Founded in 1895 with 100 members who paid 10 shillings, membership reached one million in 1981, two million in 1990 and three million in 2002.
The NT cares for more than 300 historic houses, more than 600,000 acres of land and 700 miles of coastline.
Membership provided £120 million in the last financial year to support "vital" conservation work, the Trust said.
In total, 90 million visits are made to National Trust houses, gardens and countryside in England, Wales and Northern Ireland each year.
NT director general Dame Fiona Reynolds, said there was "clearly a growing hunger" for what the Trust had to offer.
She said: "In England you are never more than 40 minutes away from somewhere looked after by the National Trust.
"From the smallest sculleries and garden grottoes to towering castle turrets and the wild expanses of Lake District countryside, the National Trust enables everyone to enjoy these beautiful, intriguing and exciting places forever."
Dame Fiona said the organisation owed a "massive thank you" to members for their support.
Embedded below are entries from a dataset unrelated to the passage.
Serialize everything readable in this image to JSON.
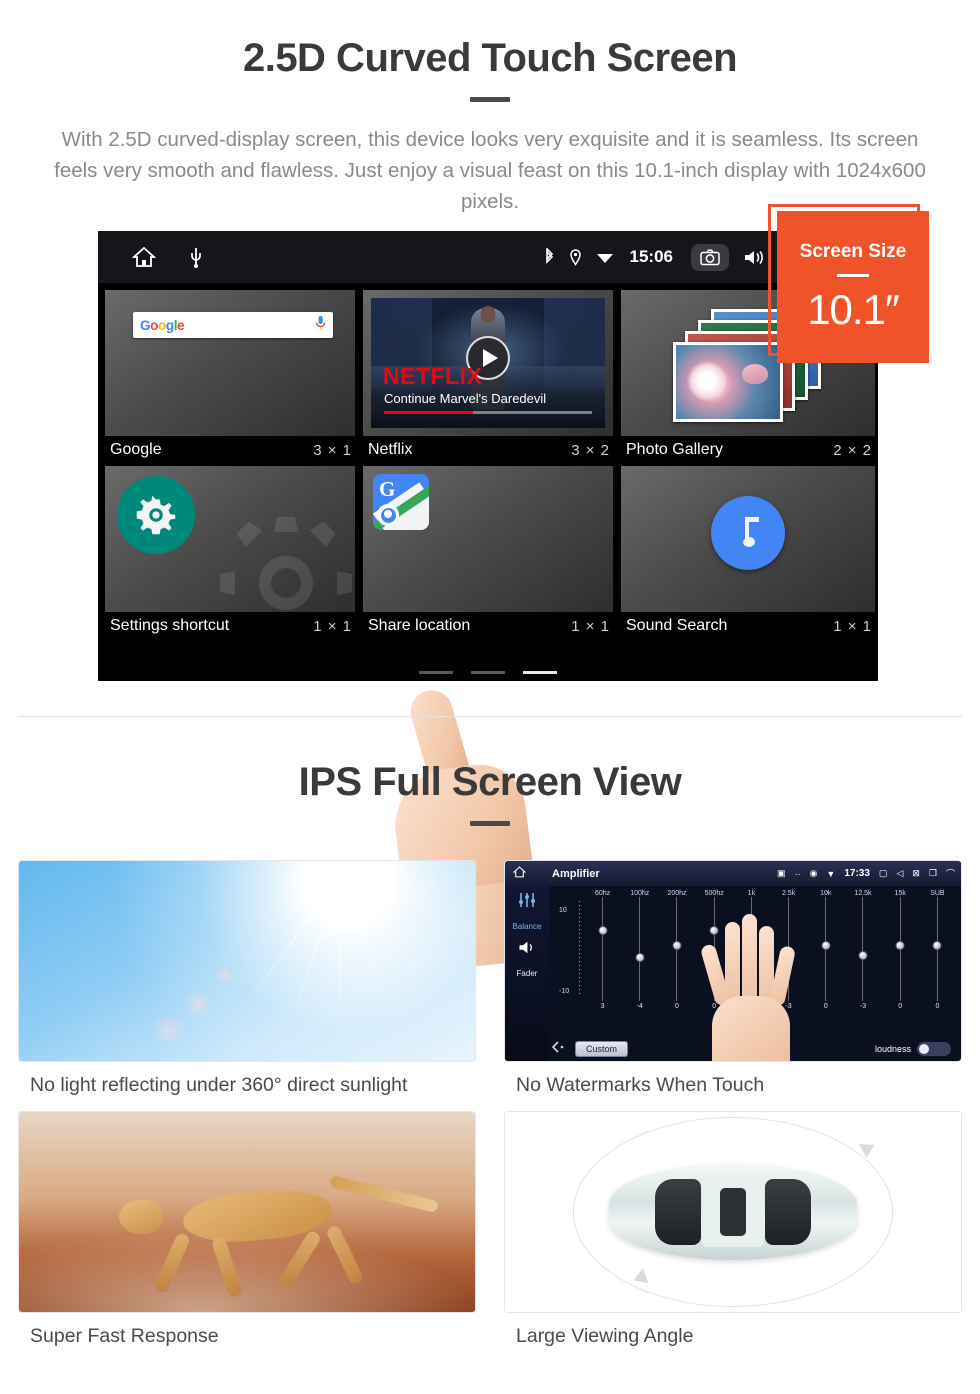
{
  "section1": {
    "title": "2.5D Curved Touch Screen",
    "description": "With 2.5D curved-display screen, this device looks very exquisite and it is seamless. Its screen feels very smooth and flawless. Just enjoy a visual feast on this 10.1-inch display with 1024x600 pixels."
  },
  "badge": {
    "title": "Screen Size",
    "value": "10.1″",
    "color": "#F0522A"
  },
  "device": {
    "statusbar": {
      "time": "15:06",
      "left_icons": [
        "home-icon",
        "usb-icon"
      ],
      "right_icons": [
        "bluetooth-icon",
        "location-icon",
        "wifi-icon",
        "camera-icon",
        "volume-icon",
        "close-icon",
        "recents-icon",
        "back-icon"
      ]
    },
    "widgets": [
      {
        "label": "Google",
        "size": "3 × 1",
        "icon": "google-search-widget"
      },
      {
        "label": "Netflix",
        "size": "3 × 2",
        "icon": "netflix-widget"
      },
      {
        "label": "Photo Gallery",
        "size": "2 × 2",
        "icon": "photo-gallery-widget"
      },
      {
        "label": "Settings shortcut",
        "size": "1 × 1",
        "icon": "settings-gear-icon"
      },
      {
        "label": "Share location",
        "size": "1 × 1",
        "icon": "google-maps-icon"
      },
      {
        "label": "Sound Search",
        "size": "1 × 1",
        "icon": "music-note-icon"
      }
    ],
    "google_widget": {
      "logo": "Google",
      "mic": "mic-icon"
    },
    "netflix_widget": {
      "brand": "NETFLIX",
      "subtitle": "Continue Marvel's Daredevil",
      "progress_percent": 43
    },
    "page_indicator": {
      "count": 3,
      "active": 3
    }
  },
  "section2": {
    "title": "IPS Full Screen View",
    "cards": [
      {
        "caption": "No light reflecting under 360° direct sunlight",
        "media": "sunlight-photo"
      },
      {
        "caption": "No Watermarks When Touch",
        "media": "amplifier-screenshot"
      },
      {
        "caption": "Super Fast Response",
        "media": "cheetah-photo"
      },
      {
        "caption": "Large Viewing Angle",
        "media": "car-top-view-diagram"
      }
    ]
  },
  "amplifier": {
    "title": "Amplifier",
    "time": "17:33",
    "side_labels": [
      "Balance",
      "Fader"
    ],
    "scale_top": "10",
    "scale_bottom": "-10",
    "bands": [
      "60hz",
      "100hz",
      "200hz",
      "500hz",
      "1k",
      "2.5k",
      "10k",
      "12.5k",
      "15k",
      "SUB"
    ],
    "values": [
      "3",
      "-4",
      "0",
      "0",
      "0",
      "-3",
      "0",
      "-3",
      "0",
      "0"
    ],
    "preset_button": "Custom",
    "loudness_label": "loudness",
    "loudness_on": true
  }
}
She added: "We were set up 116 years ago to look after special places so that they could be enjoyed by all. Clearly that founding aim remains as relevant today as it was then."
The National Trust is leading a campaign against the government's proposed changes to the planning laws.
It has said the plans threaten to put short-term economic gain ahead of all other considerations, including the impact on local communities and local green spaces.
The National Trust of Scotland, which celebrates its 80th anniversary this year, currently boasts 308,000 members.